God Whistles

I can whistle. And not just a pleasant little tune, though I can do that too, but an ear-drum piercing wolf whistle that turns heads and stops traffic. And I can do it without putting my fingers in my mouth.

Yeah, it’s a gift.

Quite useful too. Several years ago I was chaperoning a youth group on a trip to Toronto, Canada. A handful of the kids were a few yards ahead of me deep in conversation and nearly walked right past our destination until I whistled. Their response was nearly Pavlovian. As one their heads popped up, they stopped mid-stride and turned around. I nearly fell on the ground laughing and they talked about that moment for the rest of the weekend.

But I’d never really considered being able to whistle across three counties as something Divine until I stumbled across this verse in Isaiah. The setting is a divided Israel at war with itself. Each half of the nation had made alliances with neighboring pagan nations – which didn’t please God at all. So he sends a message to King Ahaz of Judah, a decendant of King David and ruler of Judah, the southern half of the nation David had fought so hard to unify.

“In that day the Lord will whistle for flies from the distant streams of Egypt and for bees from the land of Assyria. They will all come and settle in the steep ravines and in the crevices in the rocks, on all the thornbushes and at all the water holes.” Isaiah 7:18-19

Whether literally or figuratively as representative of enemy nations – the thought of God whistling, pointing at a disobedient nation, and saying “sic ’em” is a startling image. God whistles and a plague descends.

And yet, God’s anger at the betrayal his people have shown yet again is tempered with mercy. In the paragraph just above, verse 14, is one of the most famous prophesies of the Old Testament. “Therefore, the Lord himself will give you a sign; The virgin will be with child and will give birth to a son, and you will call him Immanuel.”

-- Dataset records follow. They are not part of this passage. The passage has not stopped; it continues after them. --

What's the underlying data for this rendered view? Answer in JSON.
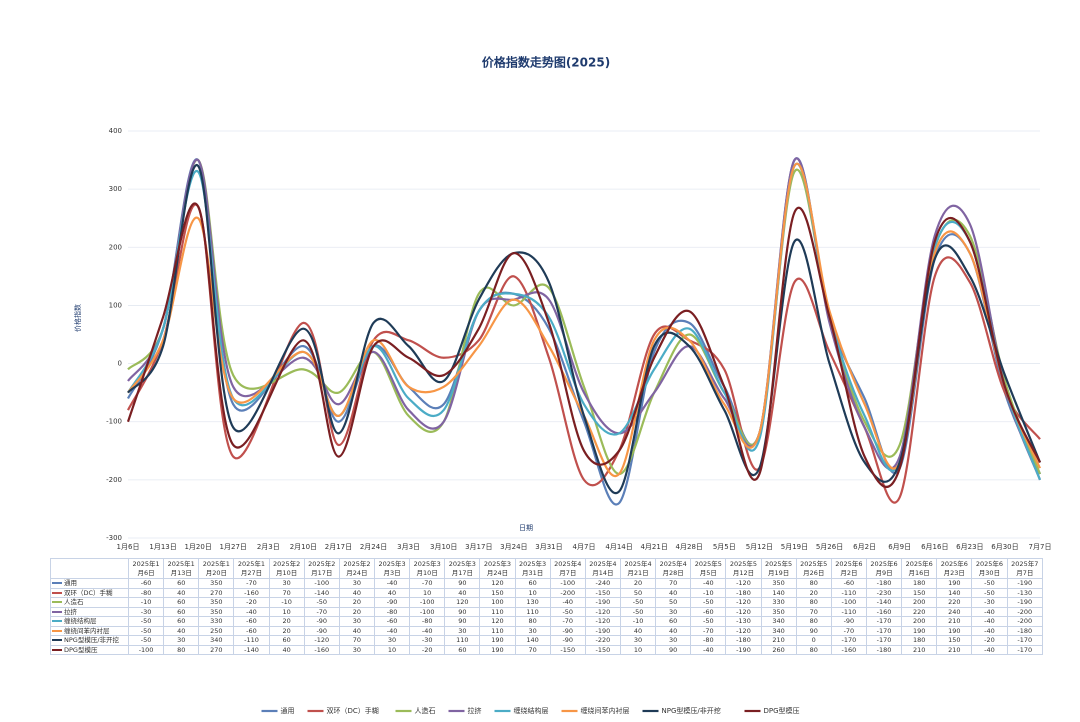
{
  "chart_data": {
    "type": "line",
    "title": "价格指数走势图(2025)",
    "y_label": "价格指数",
    "x_label": "日期",
    "x_axis_labels": [
      "1月6日",
      "1月13日",
      "1月20日",
      "1月27日",
      "2月3日",
      "2月10日",
      "2月17日",
      "2月24日",
      "3月3日",
      "3月10日",
      "3月17日",
      "3月24日",
      "3月31日",
      "4月7日",
      "4月14日",
      "4月21日",
      "4月28日",
      "5月5日",
      "5月12日",
      "5月19日",
      "5月26日",
      "6月2日",
      "6月9日",
      "6月16日",
      "6月23日",
      "6月30日",
      "7月7日"
    ],
    "categories": [
      "2025年1月6日",
      "2025年1月13日",
      "2025年1月20日",
      "2025年1月27日",
      "2025年2月10日",
      "2025年2月17日",
      "2025年2月24日",
      "2025年3月3日",
      "2025年3月10日",
      "2025年3月17日",
      "2025年3月24日",
      "2025年3月31日",
      "2025年4月7日",
      "2025年4月14日",
      "2025年4月21日",
      "2025年4月28日",
      "2025年5月5日",
      "2025年5月12日",
      "2025年5月19日",
      "2025年5月26日",
      "2025年6月2日",
      "2025年6月9日",
      "2025年6月16日",
      "2025年6月23日",
      "2025年6月30日",
      "2025年7月7日"
    ],
    "series": [
      {
        "name": "通用",
        "color": "#5b7fb8",
        "values": [
          -60,
          60,
          350,
          -70,
          30,
          -100,
          30,
          -40,
          -70,
          90,
          120,
          60,
          -100,
          -240,
          20,
          70,
          -40,
          -120,
          350,
          80,
          -60,
          -180,
          180,
          190,
          -50,
          -190
        ]
      },
      {
        "name": "双环（DC）手糊",
        "color": "#c0504d",
        "values": [
          -80,
          40,
          270,
          -160,
          70,
          -140,
          40,
          40,
          10,
          40,
          150,
          10,
          -200,
          -150,
          50,
          40,
          -10,
          -180,
          140,
          20,
          -110,
          -230,
          150,
          140,
          -50,
          -130
        ]
      },
      {
        "name": "人造石",
        "color": "#9bbb59",
        "values": [
          -10,
          60,
          350,
          -20,
          -10,
          -50,
          20,
          -90,
          -100,
          120,
          100,
          130,
          -40,
          -190,
          -50,
          50,
          -50,
          -120,
          330,
          80,
          -100,
          -140,
          200,
          220,
          -30,
          -190
        ]
      },
      {
        "name": "拉挤",
        "color": "#8064a2",
        "values": [
          -30,
          60,
          350,
          -40,
          10,
          -70,
          20,
          -80,
          -100,
          90,
          110,
          110,
          -50,
          -120,
          -50,
          30,
          -60,
          -120,
          350,
          70,
          -110,
          -160,
          220,
          240,
          -40,
          -200
        ]
      },
      {
        "name": "缠绕结构层",
        "color": "#4bacc6",
        "values": [
          -50,
          60,
          330,
          -60,
          20,
          -90,
          30,
          -60,
          -80,
          90,
          120,
          80,
          -70,
          -120,
          -10,
          60,
          -50,
          -130,
          340,
          80,
          -90,
          -170,
          200,
          210,
          -40,
          -200
        ]
      },
      {
        "name": "缠绕间苯内衬层",
        "color": "#f79646",
        "values": [
          -50,
          40,
          250,
          -60,
          20,
          -90,
          40,
          -40,
          -40,
          30,
          110,
          30,
          -90,
          -190,
          40,
          40,
          -70,
          -120,
          340,
          90,
          -70,
          -170,
          190,
          190,
          -40,
          -180
        ]
      },
      {
        "name": "NPG型模压/非开挖",
        "color": "#1f3b57",
        "values": [
          -50,
          30,
          340,
          -110,
          60,
          -120,
          70,
          30,
          -30,
          110,
          190,
          140,
          -90,
          -220,
          30,
          30,
          -80,
          -180,
          210,
          0,
          -170,
          -170,
          180,
          150,
          -20,
          -170
        ]
      },
      {
        "name": "DPG型模压",
        "color": "#7a1f22",
        "values": [
          -100,
          80,
          270,
          -140,
          40,
          -160,
          30,
          10,
          -20,
          60,
          190,
          70,
          -150,
          -150,
          10,
          90,
          -40,
          -190,
          260,
          80,
          -160,
          -180,
          210,
          210,
          -40,
          -170
        ]
      }
    ],
    "ylim": [
      -300,
      400
    ],
    "yticks": [
      -300,
      -200,
      -100,
      0,
      100,
      200,
      300,
      400
    ],
    "grid": true
  }
}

See that? In the midst of their worst behavior God didn’t say, “knock it off or I’ll tell Santa.” He said something more like, “the consequences of your actions are going to be miserable, and I’m not going to step in this time. But soon you will receive the most precious gift ever – the ability to walk away from your sins and walk with me as children.”

When we turn to Matthew 1 we see how the generations of the Old Testament piled up, son after son after son, from Abraham, to David, through Ahaz to Jesus – and we see the fulfillment of Isaiah’s prophesy in a way even Isaiah probably couldn’t even imagine.

“All this took place to fulfill what the Lord had said through the prophet:’The virgin will be with child and will give birth to a son, and they will call him Immanuel’ – which means, ‘God with us.'” Matthew 1:22-23.

So this week, as we wind down (or ramp up) to Christmas, is it the buzzing of the flies and bees you hear? Or, is there something else hidden in the white noise that surrounds us? In the midst of your chaos a promise is given. Christ is born, he has died and lives again. He stands at your door and knocks, open the door and welcome him into your heart today.